1) I can still repeat Surah Fatihah, the opening passage of the Koran and the preamble to the daily prayers, when called upon to (in a language foreign to me, and without any ability to break the passage into "chunks").
2) When I hear a call to prayer I have a difficult time expressing in words the peculiar chill that runs down my spine.

One must keep in context the following facts:

1) I never really believed.
2) My Islamic education was minimal at best.
3) I have never lived in an area with many Muslims.

If I could "delete" my knowledge of the Surah Fatihah, I surely would if that meant I could free up "space" for something far more interesting. But somehow it persists in my memory.1 Humans often live under the illusion that we govern ourselves fully consciously, but a moment of reflection on what you've done in the past hour would surely disabuse you of that notion if you still hold to it. You might have taken a shower, locked the door or turned the oven off with barely a recollection of the details, these chores have become "instincts." Many aspects of our nature are delegated to subroutines or helper programs, and we don't really have conscious access to what's going on down there. In theory we can issue a chain of commands, but don't expect the help to oblige you if they are of one mind. It recalls an acquaintance of mine who was raised a Born Again Christian, and though a vocal atheist now, he still listens to Christian music. Though he didn't believe in the message, the melodies and themes were familiar to him and still aroused an emotional response that he sought out.
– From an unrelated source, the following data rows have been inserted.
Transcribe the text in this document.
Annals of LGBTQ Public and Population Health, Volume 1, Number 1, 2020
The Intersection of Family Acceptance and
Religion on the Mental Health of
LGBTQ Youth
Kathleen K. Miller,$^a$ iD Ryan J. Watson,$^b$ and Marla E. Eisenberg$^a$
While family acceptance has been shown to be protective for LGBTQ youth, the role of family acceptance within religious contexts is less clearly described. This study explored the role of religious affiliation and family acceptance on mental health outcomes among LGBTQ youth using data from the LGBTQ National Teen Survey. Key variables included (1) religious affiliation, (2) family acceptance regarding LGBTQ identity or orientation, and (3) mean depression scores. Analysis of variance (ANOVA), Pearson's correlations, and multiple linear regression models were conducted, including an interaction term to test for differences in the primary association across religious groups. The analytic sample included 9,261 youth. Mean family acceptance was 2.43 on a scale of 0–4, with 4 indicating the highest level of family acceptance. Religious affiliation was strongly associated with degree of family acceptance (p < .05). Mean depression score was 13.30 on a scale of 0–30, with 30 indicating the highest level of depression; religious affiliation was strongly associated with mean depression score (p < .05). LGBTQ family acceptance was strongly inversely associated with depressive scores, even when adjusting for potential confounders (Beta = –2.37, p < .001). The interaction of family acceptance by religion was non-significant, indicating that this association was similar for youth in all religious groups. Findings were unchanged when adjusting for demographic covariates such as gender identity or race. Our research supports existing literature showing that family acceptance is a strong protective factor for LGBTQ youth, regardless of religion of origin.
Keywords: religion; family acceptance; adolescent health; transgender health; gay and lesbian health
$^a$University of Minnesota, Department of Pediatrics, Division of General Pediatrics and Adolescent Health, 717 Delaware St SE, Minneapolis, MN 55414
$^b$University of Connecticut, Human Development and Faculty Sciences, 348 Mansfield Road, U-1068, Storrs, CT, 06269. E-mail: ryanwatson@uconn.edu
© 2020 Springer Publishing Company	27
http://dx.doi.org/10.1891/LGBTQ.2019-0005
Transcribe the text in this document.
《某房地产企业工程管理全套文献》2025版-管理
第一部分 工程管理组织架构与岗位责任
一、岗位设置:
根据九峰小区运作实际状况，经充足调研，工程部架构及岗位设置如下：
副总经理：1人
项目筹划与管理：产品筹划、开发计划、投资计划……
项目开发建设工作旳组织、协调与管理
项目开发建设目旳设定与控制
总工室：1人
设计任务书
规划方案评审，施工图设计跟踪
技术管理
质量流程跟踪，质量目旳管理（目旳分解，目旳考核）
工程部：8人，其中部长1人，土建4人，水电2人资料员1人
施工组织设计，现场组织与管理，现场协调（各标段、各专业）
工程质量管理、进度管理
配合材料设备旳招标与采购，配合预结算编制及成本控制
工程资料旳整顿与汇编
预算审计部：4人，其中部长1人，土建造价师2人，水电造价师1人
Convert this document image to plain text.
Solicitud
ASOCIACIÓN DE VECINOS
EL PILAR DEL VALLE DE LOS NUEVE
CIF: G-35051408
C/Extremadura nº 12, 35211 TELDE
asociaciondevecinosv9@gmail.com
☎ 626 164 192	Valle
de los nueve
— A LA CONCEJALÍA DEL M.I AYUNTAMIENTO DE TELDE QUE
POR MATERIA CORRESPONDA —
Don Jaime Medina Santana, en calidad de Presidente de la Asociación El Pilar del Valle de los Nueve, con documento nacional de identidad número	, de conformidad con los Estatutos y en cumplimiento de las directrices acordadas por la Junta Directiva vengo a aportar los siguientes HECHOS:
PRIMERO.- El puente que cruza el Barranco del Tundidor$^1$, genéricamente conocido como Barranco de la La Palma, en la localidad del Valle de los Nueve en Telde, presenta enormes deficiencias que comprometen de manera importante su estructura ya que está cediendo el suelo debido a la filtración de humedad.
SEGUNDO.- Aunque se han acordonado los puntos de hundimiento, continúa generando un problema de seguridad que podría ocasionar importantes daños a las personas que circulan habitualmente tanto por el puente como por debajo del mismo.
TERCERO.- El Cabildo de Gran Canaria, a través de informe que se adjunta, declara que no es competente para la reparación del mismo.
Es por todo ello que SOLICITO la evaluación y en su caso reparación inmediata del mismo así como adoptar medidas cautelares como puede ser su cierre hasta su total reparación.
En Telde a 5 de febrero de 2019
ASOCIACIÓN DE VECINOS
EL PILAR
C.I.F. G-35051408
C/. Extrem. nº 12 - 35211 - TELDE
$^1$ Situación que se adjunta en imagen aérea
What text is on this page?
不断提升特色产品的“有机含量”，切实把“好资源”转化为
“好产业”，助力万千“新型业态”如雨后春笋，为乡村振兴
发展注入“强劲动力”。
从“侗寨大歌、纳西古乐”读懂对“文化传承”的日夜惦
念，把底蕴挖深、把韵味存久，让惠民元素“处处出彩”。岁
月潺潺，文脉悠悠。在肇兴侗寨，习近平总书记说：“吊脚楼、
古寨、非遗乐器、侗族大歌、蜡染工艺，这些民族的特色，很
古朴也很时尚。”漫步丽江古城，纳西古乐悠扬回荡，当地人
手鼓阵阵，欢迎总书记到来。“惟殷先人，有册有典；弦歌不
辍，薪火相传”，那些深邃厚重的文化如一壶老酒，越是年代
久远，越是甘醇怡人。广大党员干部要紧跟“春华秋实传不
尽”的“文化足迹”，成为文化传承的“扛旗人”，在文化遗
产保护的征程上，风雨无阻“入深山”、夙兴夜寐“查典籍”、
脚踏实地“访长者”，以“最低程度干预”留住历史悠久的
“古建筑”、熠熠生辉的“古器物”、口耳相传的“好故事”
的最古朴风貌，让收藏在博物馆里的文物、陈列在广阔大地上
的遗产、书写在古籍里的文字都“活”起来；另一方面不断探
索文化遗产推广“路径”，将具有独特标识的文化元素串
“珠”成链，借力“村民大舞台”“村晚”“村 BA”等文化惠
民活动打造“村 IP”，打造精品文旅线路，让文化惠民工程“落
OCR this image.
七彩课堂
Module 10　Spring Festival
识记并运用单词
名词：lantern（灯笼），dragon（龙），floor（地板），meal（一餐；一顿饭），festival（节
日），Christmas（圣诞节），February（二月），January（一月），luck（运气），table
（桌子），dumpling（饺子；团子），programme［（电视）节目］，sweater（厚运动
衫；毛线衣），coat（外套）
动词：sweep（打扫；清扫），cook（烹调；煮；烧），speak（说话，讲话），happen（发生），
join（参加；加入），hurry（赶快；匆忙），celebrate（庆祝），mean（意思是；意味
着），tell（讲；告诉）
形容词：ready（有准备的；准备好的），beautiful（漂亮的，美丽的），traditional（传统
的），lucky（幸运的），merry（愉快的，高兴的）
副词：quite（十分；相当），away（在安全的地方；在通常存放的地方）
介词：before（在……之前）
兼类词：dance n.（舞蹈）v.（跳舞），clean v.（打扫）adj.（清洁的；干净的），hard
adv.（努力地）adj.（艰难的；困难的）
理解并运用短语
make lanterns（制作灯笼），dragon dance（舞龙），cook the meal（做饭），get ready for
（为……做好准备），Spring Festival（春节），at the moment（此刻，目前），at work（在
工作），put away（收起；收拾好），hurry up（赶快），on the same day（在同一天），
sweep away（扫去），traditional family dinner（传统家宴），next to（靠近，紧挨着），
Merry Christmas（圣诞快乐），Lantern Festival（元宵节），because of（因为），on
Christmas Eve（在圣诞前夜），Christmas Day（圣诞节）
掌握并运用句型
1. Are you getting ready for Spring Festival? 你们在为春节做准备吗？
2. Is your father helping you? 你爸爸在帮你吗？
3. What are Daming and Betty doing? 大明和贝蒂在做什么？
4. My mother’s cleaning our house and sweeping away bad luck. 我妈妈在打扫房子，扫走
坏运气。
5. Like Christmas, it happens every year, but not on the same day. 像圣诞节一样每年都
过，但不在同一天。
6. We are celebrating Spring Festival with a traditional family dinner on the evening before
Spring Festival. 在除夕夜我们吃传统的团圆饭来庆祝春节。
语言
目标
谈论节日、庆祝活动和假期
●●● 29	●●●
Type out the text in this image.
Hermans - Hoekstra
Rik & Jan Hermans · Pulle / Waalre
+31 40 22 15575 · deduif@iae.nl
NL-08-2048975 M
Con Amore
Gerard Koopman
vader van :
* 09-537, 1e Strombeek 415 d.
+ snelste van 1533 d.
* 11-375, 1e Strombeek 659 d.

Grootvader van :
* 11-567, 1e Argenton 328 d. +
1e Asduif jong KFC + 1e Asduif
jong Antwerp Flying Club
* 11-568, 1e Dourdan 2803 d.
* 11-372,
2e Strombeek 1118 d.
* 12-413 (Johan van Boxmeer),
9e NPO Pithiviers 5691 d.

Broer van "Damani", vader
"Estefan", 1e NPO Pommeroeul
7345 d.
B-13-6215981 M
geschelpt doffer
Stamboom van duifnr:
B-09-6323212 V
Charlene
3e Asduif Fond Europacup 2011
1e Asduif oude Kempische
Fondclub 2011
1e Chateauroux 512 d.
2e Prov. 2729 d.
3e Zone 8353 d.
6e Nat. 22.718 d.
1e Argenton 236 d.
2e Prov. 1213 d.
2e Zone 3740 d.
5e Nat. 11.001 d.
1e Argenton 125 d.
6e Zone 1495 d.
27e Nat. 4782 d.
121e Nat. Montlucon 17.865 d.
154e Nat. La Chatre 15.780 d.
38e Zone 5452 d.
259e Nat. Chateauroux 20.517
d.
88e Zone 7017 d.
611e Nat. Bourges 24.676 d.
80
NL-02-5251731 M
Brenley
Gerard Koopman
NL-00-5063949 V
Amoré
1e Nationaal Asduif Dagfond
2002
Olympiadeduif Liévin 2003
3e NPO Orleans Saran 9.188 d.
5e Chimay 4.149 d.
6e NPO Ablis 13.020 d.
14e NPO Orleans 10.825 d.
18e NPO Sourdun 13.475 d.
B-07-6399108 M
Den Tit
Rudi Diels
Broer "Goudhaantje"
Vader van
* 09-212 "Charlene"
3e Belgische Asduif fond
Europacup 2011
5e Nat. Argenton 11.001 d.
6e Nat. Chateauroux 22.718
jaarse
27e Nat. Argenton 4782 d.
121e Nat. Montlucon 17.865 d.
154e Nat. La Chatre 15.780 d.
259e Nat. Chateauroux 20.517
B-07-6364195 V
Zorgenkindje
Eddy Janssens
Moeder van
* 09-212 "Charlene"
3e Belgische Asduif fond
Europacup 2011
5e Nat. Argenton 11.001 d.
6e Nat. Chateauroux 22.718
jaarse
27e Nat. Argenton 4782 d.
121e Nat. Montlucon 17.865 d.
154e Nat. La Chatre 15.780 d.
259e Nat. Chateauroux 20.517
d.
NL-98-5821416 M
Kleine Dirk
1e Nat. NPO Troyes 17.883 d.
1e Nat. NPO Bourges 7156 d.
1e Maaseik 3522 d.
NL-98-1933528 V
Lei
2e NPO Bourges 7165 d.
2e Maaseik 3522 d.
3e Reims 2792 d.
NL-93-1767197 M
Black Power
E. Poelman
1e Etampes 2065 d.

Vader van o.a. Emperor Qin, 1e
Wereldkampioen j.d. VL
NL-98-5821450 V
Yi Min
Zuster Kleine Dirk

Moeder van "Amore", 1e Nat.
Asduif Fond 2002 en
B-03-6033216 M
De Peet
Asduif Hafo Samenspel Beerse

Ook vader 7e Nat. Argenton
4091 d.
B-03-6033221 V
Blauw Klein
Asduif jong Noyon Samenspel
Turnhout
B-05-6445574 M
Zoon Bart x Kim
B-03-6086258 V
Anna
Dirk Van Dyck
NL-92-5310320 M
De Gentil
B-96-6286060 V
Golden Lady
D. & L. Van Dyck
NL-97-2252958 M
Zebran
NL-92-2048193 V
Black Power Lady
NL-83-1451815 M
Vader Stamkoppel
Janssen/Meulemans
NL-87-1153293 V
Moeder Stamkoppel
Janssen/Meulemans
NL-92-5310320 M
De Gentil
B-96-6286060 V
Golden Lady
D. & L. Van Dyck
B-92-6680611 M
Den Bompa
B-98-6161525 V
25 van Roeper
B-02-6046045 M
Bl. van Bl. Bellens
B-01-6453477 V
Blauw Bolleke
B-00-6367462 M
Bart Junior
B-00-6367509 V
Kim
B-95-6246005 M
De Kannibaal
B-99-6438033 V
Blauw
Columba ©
The importance of indepdent cognitive subroutines and emotional associations are just two of the facts that I believe make religion explicable. For whatever reason a minority of any given population tends to dissent from the dominant supernatural narrative of its locale, but unfortunately many of these individuals project their own peculiar psychology on to the rest of the population. I believe a good portion of this minority even verbally assents to the general supernatural narrative but recreates it so that it is intelligible in its own language (ie; theology). I suspect an understanding of religious process is possible, but we need to move beyond assuming that it is either a formal system of thought or that it is at its core irrational, and will never be accessible to systematic inquiry.

1 - Some Muslims would offer this as evidence of the miraculous nature of the Koran, but I could give other examples of things I can't forget that I would like to.